「一心行の大桜」はどこから南阿蘇に来たのか? 葉より先に花が出て咲きますので、分類学的にヤマザクラ(写真-1)ではありません。しかし花や葉の形はエドヒガンでもありません。オオシマザクラ(写真-2)とヤマザクラ・エドヒガン等の種間交雑した品種ではないかと考えています。DNA鑑定(RAPD分析)でヤマザクラとした樹種同定(2003年)には無理があります。それは試料として使われたヤマザクラが関東産でオオシマザクラと交雑している可能性があるからです。またツクシヤマザクラとの説もありますが、戦死した矢崎城付近には自生していません。
では大桜さんは、どこから来たのか? 歴史を遡れば、峯伯耆守惟冬の長男(惟尚)が出家して「了順和尚」として京都へ修行に行き、その帰路に吉野山で桜苗(実生)を購入して持ち帰り菩提樹として植えたと私は考えています。1635年に「了順和尚」が徳正寺を開き、その後に大桜を拝んで一心に行を重ねた事が名前の由来と考えられます。

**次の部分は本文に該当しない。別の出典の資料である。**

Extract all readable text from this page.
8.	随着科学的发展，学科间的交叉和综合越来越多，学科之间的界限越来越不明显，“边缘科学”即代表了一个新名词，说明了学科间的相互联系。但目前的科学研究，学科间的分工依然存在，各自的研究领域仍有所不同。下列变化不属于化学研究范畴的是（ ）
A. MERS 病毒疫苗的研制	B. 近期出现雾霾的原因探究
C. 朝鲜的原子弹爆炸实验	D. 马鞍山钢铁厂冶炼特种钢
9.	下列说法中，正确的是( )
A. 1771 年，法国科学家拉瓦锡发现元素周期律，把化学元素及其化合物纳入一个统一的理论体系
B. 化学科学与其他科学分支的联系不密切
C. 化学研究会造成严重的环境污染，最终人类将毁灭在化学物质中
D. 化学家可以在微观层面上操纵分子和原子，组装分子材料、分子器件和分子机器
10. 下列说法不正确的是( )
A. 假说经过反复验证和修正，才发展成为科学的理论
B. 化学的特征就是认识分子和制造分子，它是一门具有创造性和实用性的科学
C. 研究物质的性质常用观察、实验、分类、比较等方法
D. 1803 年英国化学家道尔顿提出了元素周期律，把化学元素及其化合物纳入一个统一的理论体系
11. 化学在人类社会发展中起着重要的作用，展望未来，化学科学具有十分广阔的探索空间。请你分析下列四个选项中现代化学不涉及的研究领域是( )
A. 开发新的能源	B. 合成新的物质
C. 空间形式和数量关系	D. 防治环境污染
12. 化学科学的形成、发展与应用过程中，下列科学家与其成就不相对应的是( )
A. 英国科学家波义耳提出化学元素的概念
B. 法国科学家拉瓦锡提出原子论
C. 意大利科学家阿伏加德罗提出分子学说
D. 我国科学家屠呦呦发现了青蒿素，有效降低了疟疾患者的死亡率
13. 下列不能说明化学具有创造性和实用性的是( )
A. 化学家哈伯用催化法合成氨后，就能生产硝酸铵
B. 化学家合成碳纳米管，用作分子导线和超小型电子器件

写真-3の左側に立つと、大桜の爽やかな甘い香りが漂います。これはオオシマザクラ特有のクマリンの香りで、桜餅の葉の匂いと同じで、ヤマザクラなどにはありません。
さらに平成16年8月の台風で倒木した枝を染料として草木染にしました。白い布が鮮やかなピンク色に染まり、感動的な美しさでした!!
「一心行の大桜」が歩いた!
倒木更新で叢生(株立ち)して根元から離れていく様子を歩くと表現しています。90年前は、1本立ちだった(写真-4)のが倒木更新して今は6本立ちになり、根株は1m~2mほどの隙間(写真-5)ができていますので、少し歩いたなと思います。
幹周が7.35mと紹介されていますが、これは株立ち本数の幹周合計です。単木最大の幹周は3.5mですから、誤解のないように。
桜類や梅類(臥竜梅)は倒木しても再生(更新)しやすい樹種でもあります。熊本地震の影響で倒木しそうな幹もありますが、樹形は年代により多少は変化しますので気長に待ちましょうか。